From: Robert Myers on
On Oct 24, 9:59 pm, Robert Myers <rbmyers...(a)gmail.com> wrote:
> On Oct 24, 9:40 pm, Andrew Reilly <andrew-newsp...(a)areilly.bpc-
>
>
>
> users.org> wrote:
> > On Sat, 24 Oct 2009 12:25:40 -0700, Robert Myers wrote:
> > > I don't have any insight into what being architecture-naive on the other
> > > architectures might be, but, for Itanium, you have to start with deep
> > > insight into the code in order to get a payback on all the fancy bells
> > > and whistles.  Itanium should be getting more instructions per clock,
> > > not significantly fewer (that *was* the idea, wasn't it?).
>
> > I've not used an Itanium, but it would seem to have quite a bit of
> > practical similarity to the Texas Instruments TIC6000 series of VLIW DSP
> > processors, in that it is essentially in-order VLIW with predicated
> > instructions and some instruction encoding funkiness.  That whole idea is
> > *predicated* on being able to software-pipeline loop bodies and do enough
> > iterations to make them a worthwhile fraction of your execution time.  
> > From memory, Anton's TeX benchmark is the exact opposite: strictly
> > integer code of the twistiest non-loopy conditional nature.  I would not
> > expect even a heroic compiler to get *any* significant parallel issues
> > going, at which point it falls back to being an in-order RISC-like
> > machine: not dramatically unlike a pre-Cortex ARM, or SPARC, as you said.
>
> > Now, Texas' compilers for the C6000 *are* heroic, and I've seen them
> > regularly schedule all eight possible instruction slots active per cycle,
> > for appropriate DSP code.  The interesting thing is that this process is
> > *extremely* fragile.  If the loop body contains too many instructions
> > (for whatever reason), or some other limitation, then the compiler seems
> > to throw up its hands and give you essentially single-instruction-per-
> > cycle code, which is (comparatively) hopeless.  Smells like a box full of
> > heuristics, rather than reliable proof.  The only way to proceed is to
> > hack the source code into little pieces and try variations until the
> > compiler behaves "well" again.
>
> > At least the TI parts *do* get low power consumption out of the deal, and
> > since they clock more slowly they don't have quite so many cycles to wait
> > for a cache miss.  And no-one is trying to run TeX on them...
>
> I get so tense here, trying to make sure I don't make a grotesque
> mistake.
>
> Your post made me chuckle.  Thanks.  I actually didn't even look at
> the TeX numbers, only the ones I had first relied upon.  As a seventh-
> grade teacher remarked, my laziness might one day be my undoing.
>
> Thanks for calling attention to the TI compiler.  I've looked at the
> TI DSP chips, but never gotten further.
>
> You know just how heroic a heroic compiler really is.  I don't know
> whether David Dinucci (did I get it right?) is still following.

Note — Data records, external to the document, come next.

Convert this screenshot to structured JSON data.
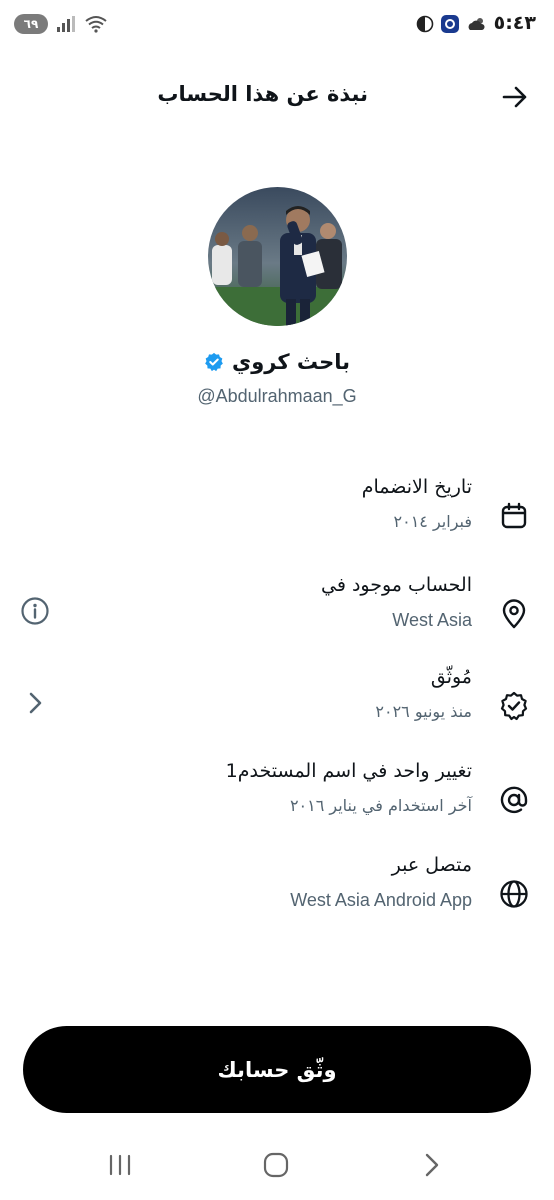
{
  "status_bar": {
    "time": "٥:٤٣",
    "battery": "٦٩"
  },
  "header": {
    "title": "نبذة عن هذا الحساب",
    "back_icon": "arrow-right-icon"
  },
  "profile": {
    "name": "باحث كروي",
    "handle": "@Abdulrahmaan_G",
    "verified": true,
    "accent": "#1d9bf0"
  },
  "rows": [
    {
      "icon": "calendar-icon",
      "title": "تاريخ الانضمام",
      "subtitle": "فبراير ٢٠١٤"
    },
    {
      "icon": "location-pin-icon",
      "title": "الحساب موجود في",
      "subtitle": "West Asia",
      "left_icon": "info-circle-icon"
    },
    {
      "icon": "verified-badge-icon",
      "title": "مُوثّق",
      "subtitle": "منذ يونيو ٢٠٢٦",
      "left_icon": "chevron-right-icon"
    },
    {
      "icon": "at-sign-icon",
      "title": "تغيير واحد في اسم المستخدم1",
      "subtitle": "آخر استخدام في يناير ٢٠١٦"
    },
    {
      "icon": "globe-icon",
      "title": "متصل عبر",
      "subtitle": "West Asia Android App"
    }
  ],
  "cta": {
    "label": "وثّق حسابك"
  },
  "nav": {
    "recents": "recents-icon",
    "home": "home-icon",
    "back": "back-icon"
  }
}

Forgive me for responding to my own post. It was right here, in this
forum, that Linus Tovalds, the one, the only, declared the stupidity
of software pipelinining because he was, well, you know, used to OoO
processors.

This is an amazing place. Kudos to Terje who straightened me out.

You can find him on David Kanter's forum, if you're still interested.

Robert.